Welche Kosten werden bei der Kostenermittlung der R-DRG berücksichtigt?
Die Kostenermittlung umfasst die Kosten von Rettungsleitstellen, Rettungsfahrzeugen und Personal. Es werden Buchführungssysteme, die doppelte Buchführung und Kosten- und Leistungsrechnung angewendet. Berücksichtigt werden Personalkosten, Kosten für Dienstleistungen Dritter, Materialkosten und Kapitalkosten.
Welche Chancen und Risiken birgt die Einführung der R-DRG?
Die R-DRG bieten Chancen wie verbesserte Wirtschaftlichkeit und höhere Versorgungsqualität. Risiken sind der bürokratische Aufwand und die Gefahr von Fehlanreizen.

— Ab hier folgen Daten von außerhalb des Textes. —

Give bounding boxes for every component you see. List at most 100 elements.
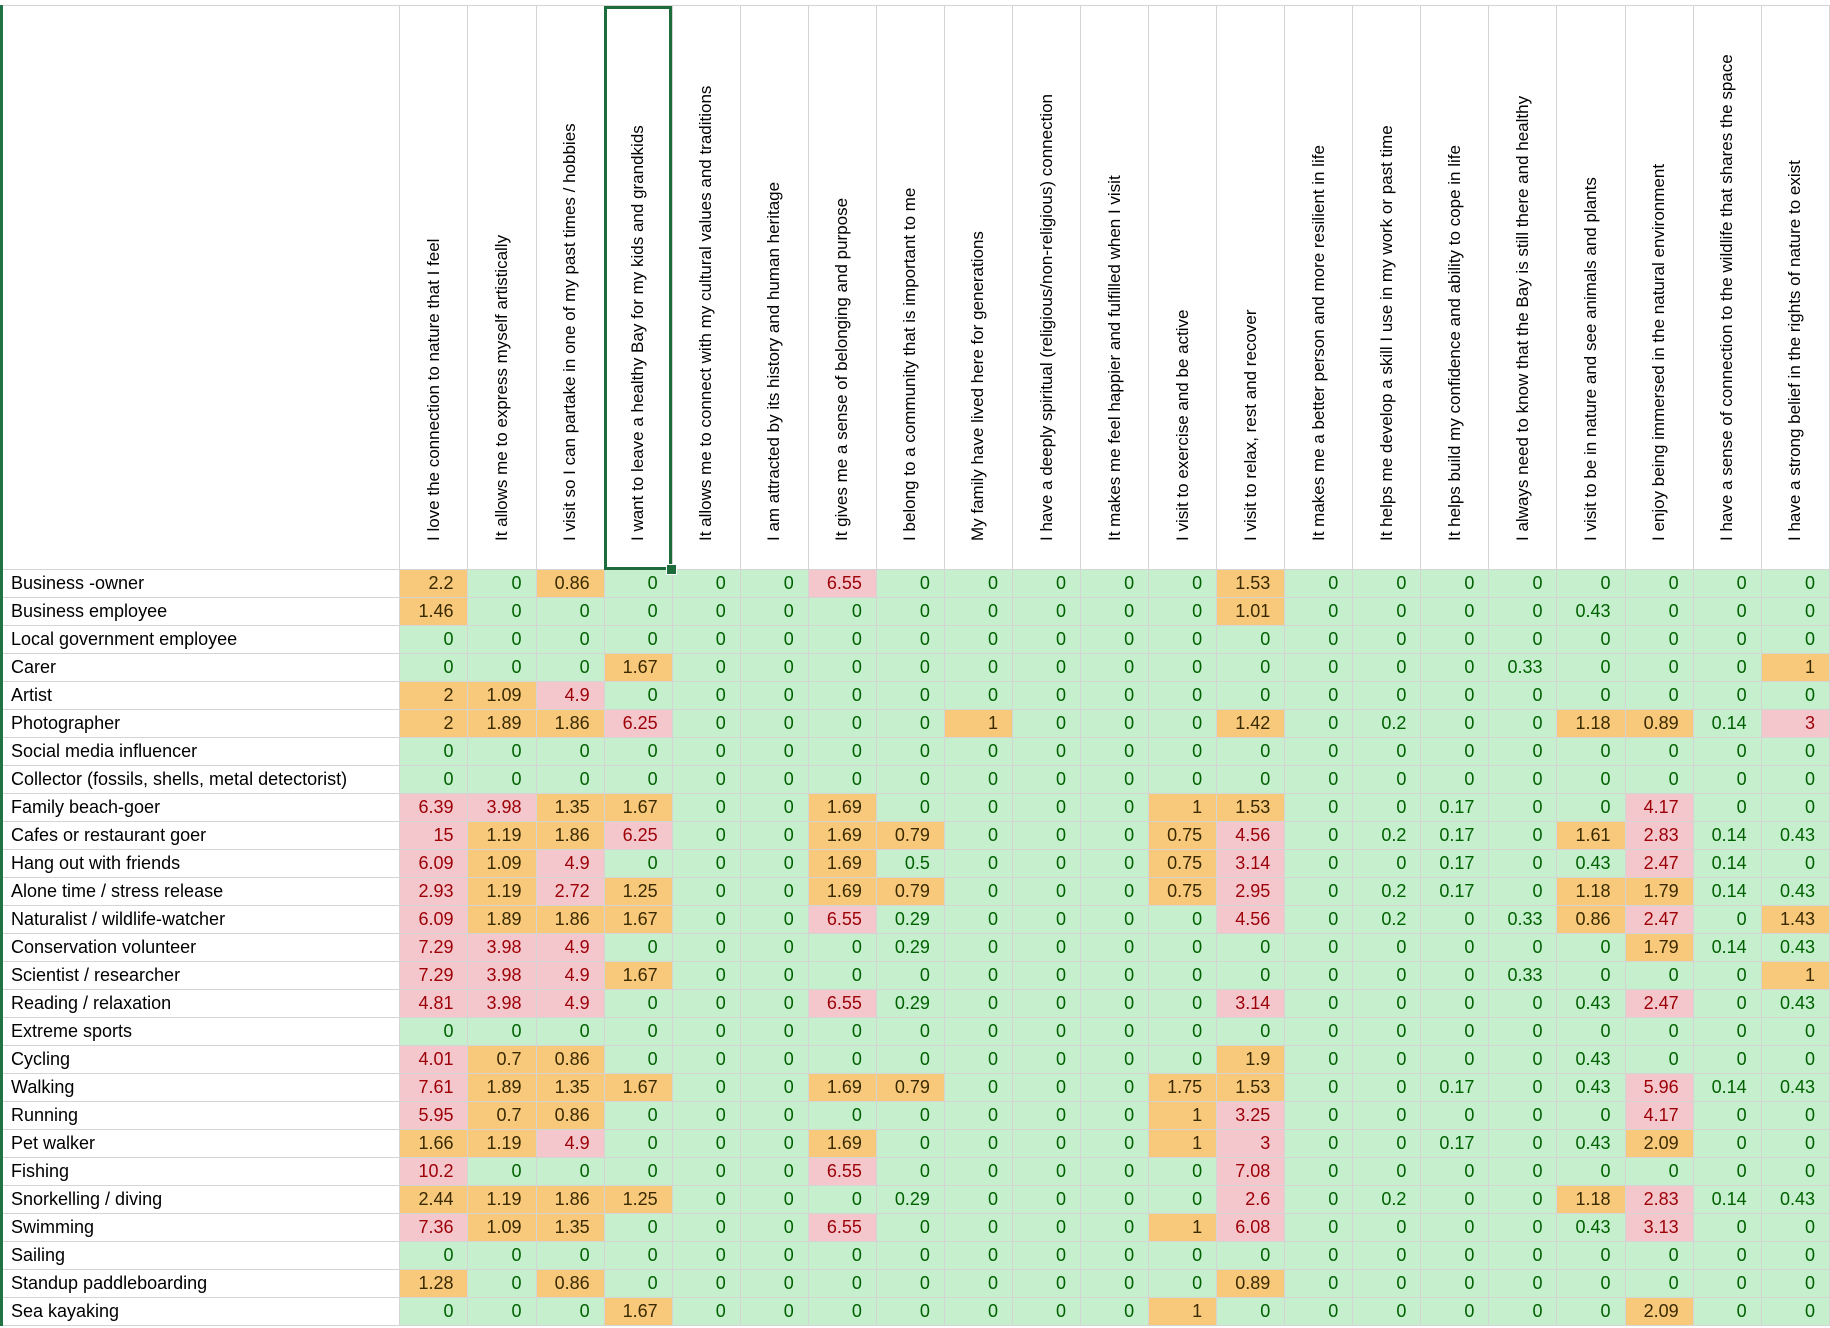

Welche Schlüsselwörter sind relevant für die Arbeit?
Schlüsselwörter sind: Rettungsdienst, DRG, R-DRG, Finanzierung, Kostenstruktur, Patientenklassifizierung, Pay for Performance, ICD-10, OPS, Wirtschaftlichkeit, Hilfsfrist, Datenschutz, Gesundheitsökonomie, Notfallsanitäter.
Welche Finanzierungsstrukturen des Rettungsdienstes werden analysiert?
Die Arbeit analysiert die externe, tarifliche und interne Finanzierung sowie Beiträge Dritter im Rettungsdienst und beleuchtet deren Defizite.
Wie wird die Kosten- und Leistungsrechnung im Rettungsdienst im Kontext der R-DRG dargestellt?
Die Arbeit beschreibt den Aufbau der Kosten- und Leistungsrechnung, die Kostenartenrechnung (Personalkosten, Kosten für Dienstleistungen Dritter, Materialkosten, Kapitalkosten) und die Kostenverteilung im Rettungsdienst.